Aos 5 heróis potiguares a revista A Voz do Mar com o mesmo caloroso entusiasmo com que aplaudiu os seus heroicos conterrâneos que realizaram o incomparável raid marítimo Natal-Rio de Janeiro em 1922, saudava com exaltação “Salve escoteiros natalenses!”

         Os bravos rapazes que constituíam a patrulha do raid Natal-São Paulo, foram em vários pontos de seu longo percurso hospedados pela Marinha, nas Escolas de Aprendizes e Capitanias dos Portos. Em companhia de Potiguar Fernandes, representante no Rio de Janeiro dos escoteiros potiguares e do oficial encarregado da seção de escoteiros do mar, da Diretoria da Pesca, foram ao gabinete do Almirante Alexandrino de Alencar, então ministro da Marinha e nome de uma famosa avenida da Capital potiguar, agradecer a maneira carinhosa porque a Marinha os recebeu sempre.

Fonte: A Voz do Mar, ano II, 26,29/08/1923, Rio de Janeiro, p.43-44.

 Algo mais

         Vale ressaltar que o movimento escoteiro no Rio Grande do Norte teve inicio no ano de 1919, portanto, na extraordinária aventura desses 5 rapazes era uma realidade inovadora no nascente movimento, mas que já demonstrava uma vitalidade ao ponto de empreenderem uma viagem de tamanha ousadia.

         A apoteose dessa aventura se verificou na cidade de São Paulo onde os escoteiros foram recebidos com uma imensa recepção, visitaram autoridades e instituições e a sede do movimento escoteiro que a época ali estava.

         O retorno dos escoteiros a Natal se deu por meio de viagem em navio. 

       Na Capital Potiguar foram recebidos com as honras heroicas a que faziam jus.

     Havia em Natal uma placa comemorativa do feito realizado pelos 5 escoteiros potiguares, a qual sumiu como se some tudo que faz parte da história da cidade de Natal.

         A rede Globo de televisão chegou a cogitar fazer um programa sobre essa aventura que teria como roteiro o livro de viagem do chefe da patrulha, José Alves Pessoa, mas ao que se sabe a ideia não chegou a ser efetivada.

         José Alves Pessoa foi dentre os 5 escoteiros o que mais tempo viveu, morrendo com a idade de mais de 80 anos.
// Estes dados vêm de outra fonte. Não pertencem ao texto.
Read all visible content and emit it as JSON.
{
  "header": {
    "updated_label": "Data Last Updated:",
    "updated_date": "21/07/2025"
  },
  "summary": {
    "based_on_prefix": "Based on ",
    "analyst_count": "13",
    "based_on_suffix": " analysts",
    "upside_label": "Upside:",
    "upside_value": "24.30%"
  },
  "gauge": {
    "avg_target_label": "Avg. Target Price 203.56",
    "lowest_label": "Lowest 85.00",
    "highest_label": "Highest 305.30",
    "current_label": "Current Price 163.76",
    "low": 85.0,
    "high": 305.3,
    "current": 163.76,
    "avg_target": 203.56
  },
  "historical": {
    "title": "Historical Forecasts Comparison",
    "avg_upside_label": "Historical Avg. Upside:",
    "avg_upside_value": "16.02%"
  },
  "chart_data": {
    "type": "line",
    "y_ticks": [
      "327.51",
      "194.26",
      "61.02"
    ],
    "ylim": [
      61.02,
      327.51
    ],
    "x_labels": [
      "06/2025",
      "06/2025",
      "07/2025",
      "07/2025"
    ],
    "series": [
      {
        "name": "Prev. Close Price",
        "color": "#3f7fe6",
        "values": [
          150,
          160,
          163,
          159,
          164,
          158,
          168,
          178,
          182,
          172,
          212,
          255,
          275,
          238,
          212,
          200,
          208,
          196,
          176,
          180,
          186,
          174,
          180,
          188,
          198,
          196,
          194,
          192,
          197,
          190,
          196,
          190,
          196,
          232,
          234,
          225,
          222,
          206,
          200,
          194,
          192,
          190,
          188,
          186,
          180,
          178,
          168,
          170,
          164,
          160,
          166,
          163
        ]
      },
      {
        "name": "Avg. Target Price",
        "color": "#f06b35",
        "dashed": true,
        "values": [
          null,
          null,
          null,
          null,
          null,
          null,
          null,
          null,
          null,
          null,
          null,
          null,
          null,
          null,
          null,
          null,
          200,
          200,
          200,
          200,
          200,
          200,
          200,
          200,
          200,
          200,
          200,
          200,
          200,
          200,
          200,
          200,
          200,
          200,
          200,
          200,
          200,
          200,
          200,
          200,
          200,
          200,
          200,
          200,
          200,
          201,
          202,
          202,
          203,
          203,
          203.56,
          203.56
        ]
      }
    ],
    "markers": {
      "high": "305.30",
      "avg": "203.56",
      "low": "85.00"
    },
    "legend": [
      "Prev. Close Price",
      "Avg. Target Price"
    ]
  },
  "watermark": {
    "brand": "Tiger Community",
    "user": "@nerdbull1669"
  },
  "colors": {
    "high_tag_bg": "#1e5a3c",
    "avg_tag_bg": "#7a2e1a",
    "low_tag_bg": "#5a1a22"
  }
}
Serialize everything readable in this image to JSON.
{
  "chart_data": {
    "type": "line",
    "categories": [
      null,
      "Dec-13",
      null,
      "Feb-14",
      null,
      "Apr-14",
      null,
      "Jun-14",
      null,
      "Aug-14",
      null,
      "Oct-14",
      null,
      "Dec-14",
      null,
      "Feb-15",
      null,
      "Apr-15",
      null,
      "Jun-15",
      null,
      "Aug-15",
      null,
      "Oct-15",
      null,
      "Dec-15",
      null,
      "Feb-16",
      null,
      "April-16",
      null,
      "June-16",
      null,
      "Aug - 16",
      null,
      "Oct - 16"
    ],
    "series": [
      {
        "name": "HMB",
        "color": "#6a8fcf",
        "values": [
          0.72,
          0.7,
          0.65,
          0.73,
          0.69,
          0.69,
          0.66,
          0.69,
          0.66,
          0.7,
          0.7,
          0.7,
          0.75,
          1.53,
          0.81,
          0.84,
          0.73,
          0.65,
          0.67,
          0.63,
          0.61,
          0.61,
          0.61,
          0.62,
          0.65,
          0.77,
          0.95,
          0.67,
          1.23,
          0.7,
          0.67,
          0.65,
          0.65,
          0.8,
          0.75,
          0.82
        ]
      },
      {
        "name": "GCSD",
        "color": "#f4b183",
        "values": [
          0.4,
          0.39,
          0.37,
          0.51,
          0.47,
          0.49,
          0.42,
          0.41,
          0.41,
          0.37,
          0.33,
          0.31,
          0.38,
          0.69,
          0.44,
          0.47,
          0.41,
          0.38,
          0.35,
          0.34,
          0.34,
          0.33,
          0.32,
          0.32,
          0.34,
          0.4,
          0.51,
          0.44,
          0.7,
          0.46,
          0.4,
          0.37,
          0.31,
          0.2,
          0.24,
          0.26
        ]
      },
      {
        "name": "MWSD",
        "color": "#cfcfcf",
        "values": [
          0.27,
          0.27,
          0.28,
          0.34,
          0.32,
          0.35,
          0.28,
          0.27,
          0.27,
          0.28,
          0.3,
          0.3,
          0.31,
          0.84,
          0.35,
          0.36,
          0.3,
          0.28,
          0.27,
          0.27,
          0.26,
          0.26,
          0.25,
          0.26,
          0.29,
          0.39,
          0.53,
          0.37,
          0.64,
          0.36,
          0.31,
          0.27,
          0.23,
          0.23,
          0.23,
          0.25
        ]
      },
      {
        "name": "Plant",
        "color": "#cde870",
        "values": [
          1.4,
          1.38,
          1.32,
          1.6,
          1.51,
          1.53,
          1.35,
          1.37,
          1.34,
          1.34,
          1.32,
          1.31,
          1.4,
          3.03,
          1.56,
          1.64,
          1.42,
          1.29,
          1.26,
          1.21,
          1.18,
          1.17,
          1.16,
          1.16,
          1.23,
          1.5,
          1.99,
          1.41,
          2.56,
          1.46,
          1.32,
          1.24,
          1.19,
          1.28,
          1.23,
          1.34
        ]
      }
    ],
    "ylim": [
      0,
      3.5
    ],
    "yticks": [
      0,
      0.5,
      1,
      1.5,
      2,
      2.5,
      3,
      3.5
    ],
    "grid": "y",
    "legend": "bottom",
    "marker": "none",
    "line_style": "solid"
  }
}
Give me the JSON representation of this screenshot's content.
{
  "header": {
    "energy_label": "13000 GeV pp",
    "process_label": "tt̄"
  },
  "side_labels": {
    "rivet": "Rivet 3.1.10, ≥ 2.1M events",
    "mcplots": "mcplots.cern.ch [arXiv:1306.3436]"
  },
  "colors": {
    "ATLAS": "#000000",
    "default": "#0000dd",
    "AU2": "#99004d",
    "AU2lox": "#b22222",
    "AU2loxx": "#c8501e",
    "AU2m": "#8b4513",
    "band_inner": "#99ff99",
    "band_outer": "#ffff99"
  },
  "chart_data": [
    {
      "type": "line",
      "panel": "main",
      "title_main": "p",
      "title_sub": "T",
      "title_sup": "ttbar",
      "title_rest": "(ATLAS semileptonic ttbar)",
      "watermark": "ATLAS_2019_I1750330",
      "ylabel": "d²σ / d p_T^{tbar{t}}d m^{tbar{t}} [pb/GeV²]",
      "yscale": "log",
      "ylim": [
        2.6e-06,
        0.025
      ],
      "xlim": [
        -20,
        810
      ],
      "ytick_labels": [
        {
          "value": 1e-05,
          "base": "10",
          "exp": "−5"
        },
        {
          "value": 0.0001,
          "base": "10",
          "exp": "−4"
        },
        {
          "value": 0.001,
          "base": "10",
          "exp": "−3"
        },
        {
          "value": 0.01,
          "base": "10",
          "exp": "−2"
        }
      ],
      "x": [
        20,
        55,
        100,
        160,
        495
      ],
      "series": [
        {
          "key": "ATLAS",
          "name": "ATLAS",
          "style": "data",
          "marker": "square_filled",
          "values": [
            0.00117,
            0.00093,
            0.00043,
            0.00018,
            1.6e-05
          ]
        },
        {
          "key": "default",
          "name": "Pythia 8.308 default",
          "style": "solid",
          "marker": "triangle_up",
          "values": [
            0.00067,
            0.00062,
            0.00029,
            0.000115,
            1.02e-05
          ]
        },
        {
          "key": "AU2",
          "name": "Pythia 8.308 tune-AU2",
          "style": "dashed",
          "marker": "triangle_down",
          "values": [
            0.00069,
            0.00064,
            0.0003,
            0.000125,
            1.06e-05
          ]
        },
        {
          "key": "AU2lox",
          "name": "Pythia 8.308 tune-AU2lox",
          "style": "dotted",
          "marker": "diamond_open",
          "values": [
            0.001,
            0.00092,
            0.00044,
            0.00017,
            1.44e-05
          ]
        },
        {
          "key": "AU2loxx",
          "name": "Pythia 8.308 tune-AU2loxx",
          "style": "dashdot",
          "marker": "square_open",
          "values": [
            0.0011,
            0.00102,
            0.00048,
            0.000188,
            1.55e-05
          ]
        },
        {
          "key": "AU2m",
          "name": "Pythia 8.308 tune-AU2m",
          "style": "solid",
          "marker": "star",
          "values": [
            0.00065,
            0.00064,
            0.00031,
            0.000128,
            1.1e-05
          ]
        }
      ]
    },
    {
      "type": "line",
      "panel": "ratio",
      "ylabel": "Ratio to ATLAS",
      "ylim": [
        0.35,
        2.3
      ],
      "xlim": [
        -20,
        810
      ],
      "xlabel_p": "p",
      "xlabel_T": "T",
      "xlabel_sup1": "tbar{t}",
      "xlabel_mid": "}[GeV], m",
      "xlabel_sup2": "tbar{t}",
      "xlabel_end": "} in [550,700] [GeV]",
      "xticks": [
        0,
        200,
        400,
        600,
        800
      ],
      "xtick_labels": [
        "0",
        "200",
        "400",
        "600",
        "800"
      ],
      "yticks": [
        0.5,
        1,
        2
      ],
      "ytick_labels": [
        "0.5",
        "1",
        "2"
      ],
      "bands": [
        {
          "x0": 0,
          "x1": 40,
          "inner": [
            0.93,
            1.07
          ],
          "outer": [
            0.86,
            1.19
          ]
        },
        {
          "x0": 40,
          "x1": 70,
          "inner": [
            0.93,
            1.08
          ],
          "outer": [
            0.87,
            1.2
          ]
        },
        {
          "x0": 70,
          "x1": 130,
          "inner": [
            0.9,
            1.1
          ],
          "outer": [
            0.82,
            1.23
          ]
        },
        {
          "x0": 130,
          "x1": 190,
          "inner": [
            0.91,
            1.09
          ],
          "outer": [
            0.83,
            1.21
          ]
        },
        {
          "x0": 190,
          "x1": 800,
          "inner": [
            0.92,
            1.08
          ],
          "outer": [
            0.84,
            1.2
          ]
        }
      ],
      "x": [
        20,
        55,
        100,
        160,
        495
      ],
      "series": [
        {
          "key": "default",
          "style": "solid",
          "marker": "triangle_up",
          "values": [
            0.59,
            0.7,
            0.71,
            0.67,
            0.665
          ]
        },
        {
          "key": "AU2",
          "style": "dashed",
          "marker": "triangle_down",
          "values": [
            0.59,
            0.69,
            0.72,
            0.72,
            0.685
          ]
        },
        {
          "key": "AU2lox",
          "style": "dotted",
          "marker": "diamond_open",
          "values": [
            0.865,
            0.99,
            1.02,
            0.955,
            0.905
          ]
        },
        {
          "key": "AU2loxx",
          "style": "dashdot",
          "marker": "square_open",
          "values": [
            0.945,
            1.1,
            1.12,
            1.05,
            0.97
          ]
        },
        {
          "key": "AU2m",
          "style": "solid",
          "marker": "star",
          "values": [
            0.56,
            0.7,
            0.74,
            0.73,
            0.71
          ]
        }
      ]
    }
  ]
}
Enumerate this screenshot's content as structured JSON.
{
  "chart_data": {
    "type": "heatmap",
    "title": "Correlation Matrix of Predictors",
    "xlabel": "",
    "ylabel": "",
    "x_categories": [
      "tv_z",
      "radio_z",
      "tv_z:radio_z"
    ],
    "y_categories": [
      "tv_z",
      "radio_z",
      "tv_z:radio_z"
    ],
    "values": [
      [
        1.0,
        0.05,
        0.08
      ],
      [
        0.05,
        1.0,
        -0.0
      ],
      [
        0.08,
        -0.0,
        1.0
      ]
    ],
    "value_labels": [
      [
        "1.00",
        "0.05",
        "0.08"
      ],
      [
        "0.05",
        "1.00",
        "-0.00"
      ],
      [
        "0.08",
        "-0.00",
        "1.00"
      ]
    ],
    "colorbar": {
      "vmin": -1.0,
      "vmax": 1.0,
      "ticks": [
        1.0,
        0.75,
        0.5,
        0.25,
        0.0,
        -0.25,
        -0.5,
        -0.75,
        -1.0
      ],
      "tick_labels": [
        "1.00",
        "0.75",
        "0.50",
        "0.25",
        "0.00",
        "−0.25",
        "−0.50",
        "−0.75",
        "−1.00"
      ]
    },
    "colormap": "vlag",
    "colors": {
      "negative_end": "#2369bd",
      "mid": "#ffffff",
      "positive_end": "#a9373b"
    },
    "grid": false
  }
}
O livro de viagem que estava com ele certamente ficou em poder da família. Não sabemos se o mesmo foi conservado.

      Com os registros dos jornais da época se é possível refazer o percurso dessa extraordinária aventura, cujo o roteiro daria um belíssimo filme.

A patrulha de escoteiros potiguares que realizaram  o raid Natal-São Paulo a pé.
Foto: revista A Voz do Mar, 1923, p.45.


Fonte: revista A Voz do Mar, 1923, p.45.